I was born into a long line of rare disease warriors.  I myself spent decades dealing with a variety of medical problems without truly knowing what I had. Finally, when I was 6 months pregnant, down to eating only three foods, and weighing 90 pounds, I was diagnosed with Mast Cell Activation Syndrome (MCAS).  It was September 11, 2013 and in an instant, my entire life made sense.  My pregnancy worsened my mast cell disease and for the last 9 years I have been working endlessly to heal myself. 

MCAS is a disorder of the immune system involving a type of blood cell, the mast cell. When mast cells activate in a person with the disorder it causes allergic symptoms. Many different triggers can activate my mast cells including foods, perfumes, insect stings, pollen, cleaning products, the sun, intense heat, cold, my own hormones and stress.  Each day is a balancing act of trying to avoid a reaction through different medications and staying away from triggers. 

In 2016, my beloved mother passed away from complications from her rare diseases.  It was a rapid six-week decline and unfortunately science had not caught up in time to save her. As I grieved, I knew that I had to be a part of the fight for a cure, for a better future for myself and my child, who also lives with these diseases.  

I found my way to volunteer with a number of the rare disease non-profits that work with the diseases I live with. In doing so, I am a part of ensuring new treatments are realized, patient voices are heard, and that no one else will lose their loved one because we did not know. 
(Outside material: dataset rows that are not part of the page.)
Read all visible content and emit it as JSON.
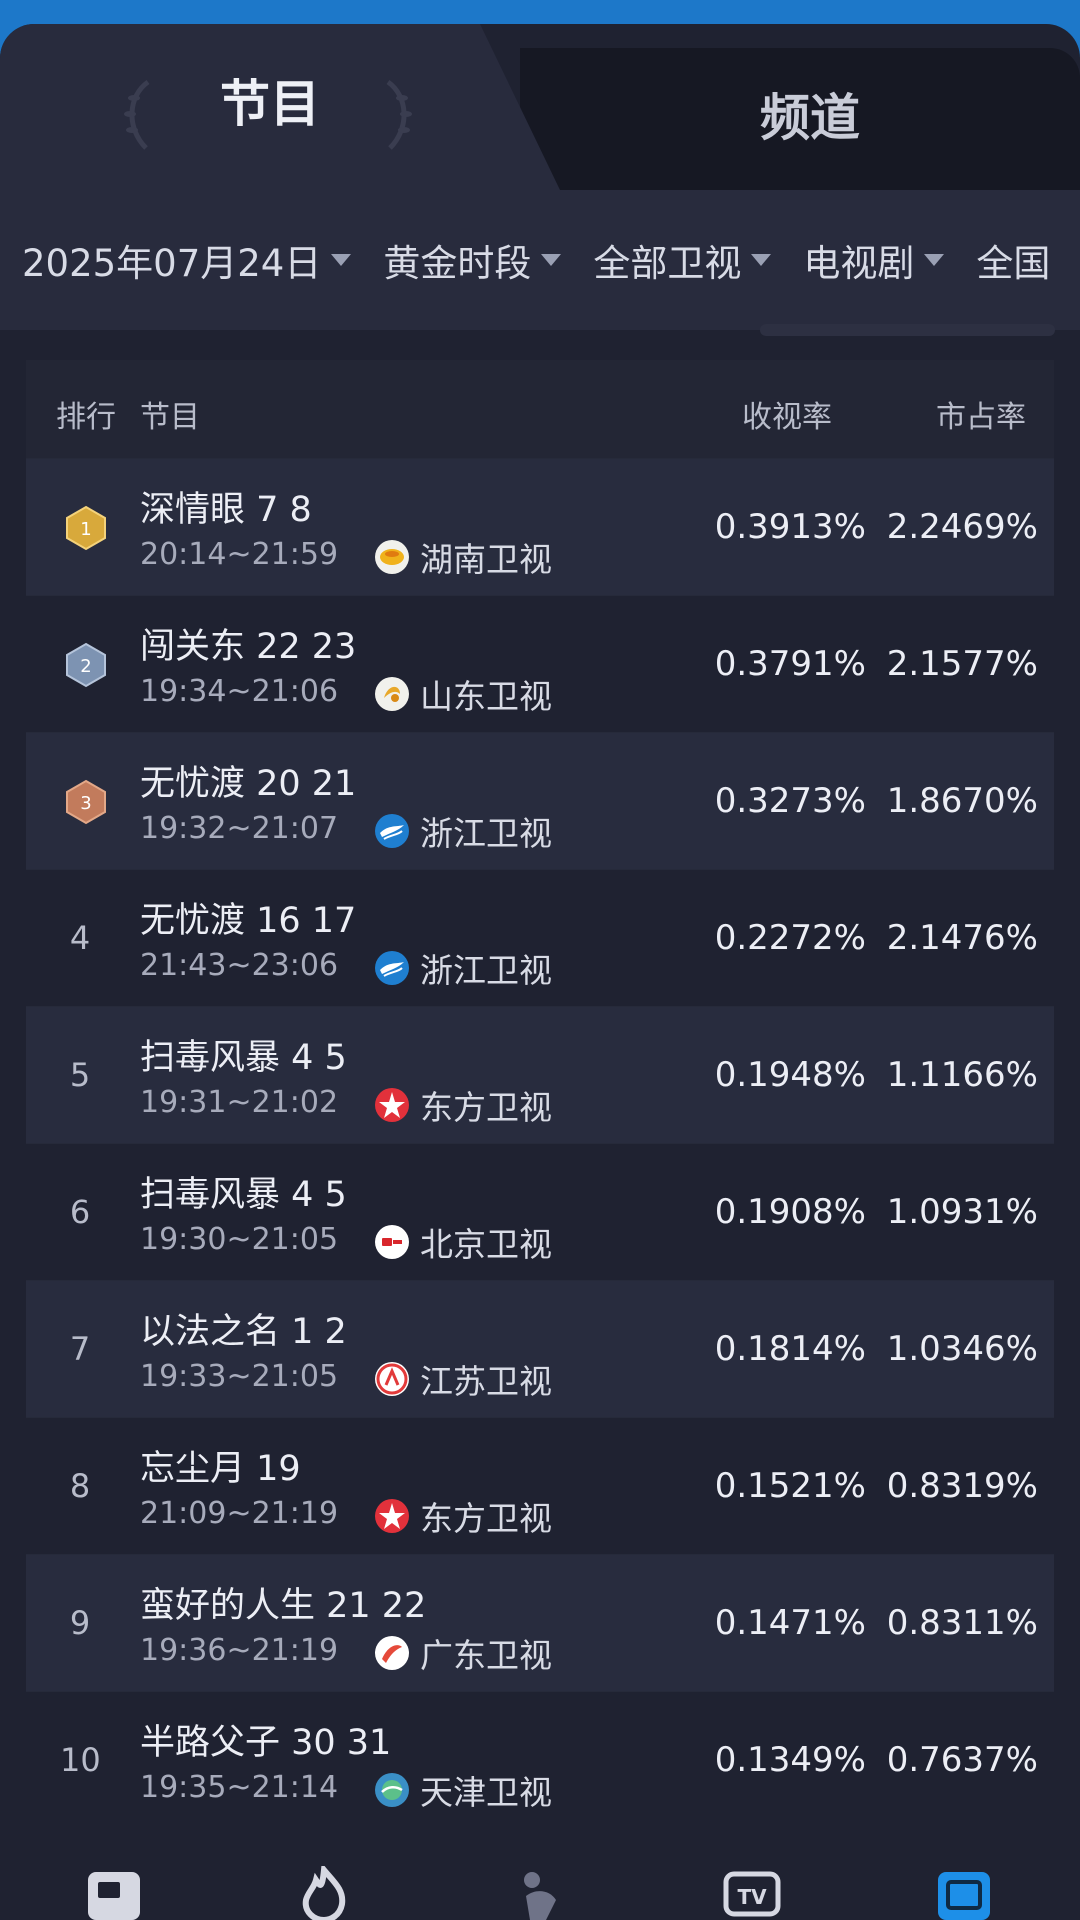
{
  "tabs": {
    "programs": "节目",
    "channels": "频道"
  },
  "filters": [
    {
      "label": "2025年07月24日"
    },
    {
      "label": "黄金时段"
    },
    {
      "label": "全部卫视"
    },
    {
      "label": "电视剧"
    },
    {
      "label": "全国"
    }
  ],
  "table": {
    "headers": {
      "rank": "排行",
      "program": "节目",
      "rating": "收视率",
      "share": "市占率"
    },
    "rows": [
      {
        "rank": "1",
        "title": "深情眼 7 8",
        "time": "20:14~21:59",
        "channel": "湖南卫视",
        "rating": "0.3913%",
        "share": "2.2469%"
      },
      {
        "rank": "2",
        "title": "闯关东 22 23",
        "time": "19:34~21:06",
        "channel": "山东卫视",
        "rating": "0.3791%",
        "share": "2.1577%"
      },
      {
        "rank": "3",
        "title": "无忧渡 20 21",
        "time": "19:32~21:07",
        "channel": "浙江卫视",
        "rating": "0.3273%",
        "share": "1.8670%"
      },
      {
        "rank": "4",
        "title": "无忧渡 16 17",
        "time": "21:43~23:06",
        "channel": "浙江卫视",
        "rating": "0.2272%",
        "share": "2.1476%"
      },
      {
        "rank": "5",
        "title": "扫毒风暴 4 5",
        "time": "19:31~21:02",
        "channel": "东方卫视",
        "rating": "0.1948%",
        "share": "1.1166%"
      },
      {
        "rank": "6",
        "title": "扫毒风暴 4 5",
        "time": "19:30~21:05",
        "channel": "北京卫视",
        "rating": "0.1908%",
        "share": "1.0931%"
      },
      {
        "rank": "7",
        "title": "以法之名 1 2",
        "time": "19:33~21:05",
        "channel": "江苏卫视",
        "rating": "0.1814%",
        "share": "1.0346%"
      },
      {
        "rank": "8",
        "title": "忘尘月 19",
        "time": "21:09~21:19",
        "channel": "东方卫视",
        "rating": "0.1521%",
        "share": "0.8319%"
      },
      {
        "rank": "9",
        "title": "蛮好的人生 21 22",
        "time": "19:36~21:19",
        "channel": "广东卫视",
        "rating": "0.1471%",
        "share": "0.8311%"
      },
      {
        "rank": "10",
        "title": "半路父子 30 31",
        "time": "19:35~21:14",
        "channel": "天津卫视",
        "rating": "0.1349%",
        "share": "0.7637%"
      }
    ]
  },
  "colors": {
    "medal_gold": "#d8a93b",
    "medal_silver": "#7d93b2",
    "medal_bronze": "#c27b5c",
    "hunan": "#f0b21b",
    "shandong": "#e8a82a",
    "zhejiang": "#1f7fd0",
    "dongfang": "#e2313b",
    "beijing": "#ffffff",
    "jiangsu": "#e23a3a",
    "guangdong": "#e54a3a",
    "tianjin": "#3a8fc6"
  }
}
This blog is a way for me to further those efforts but in truth, is pushing me far out of my comfort zone. I am still growing comfortable with putting myself out fully into the world with photos and other identifying names, but I know in time I will become more settled into this new space. I strongly believe in the power we have in speaking our truth which has motivated me to do this.

My journey is far from over, so I hope you will join me as I live my rare version of normal in hopes that my own experiences can help other rare disease patients, while also bringing needed awareness to the rare disease community- our struggles, our strength, and our hope for a better future.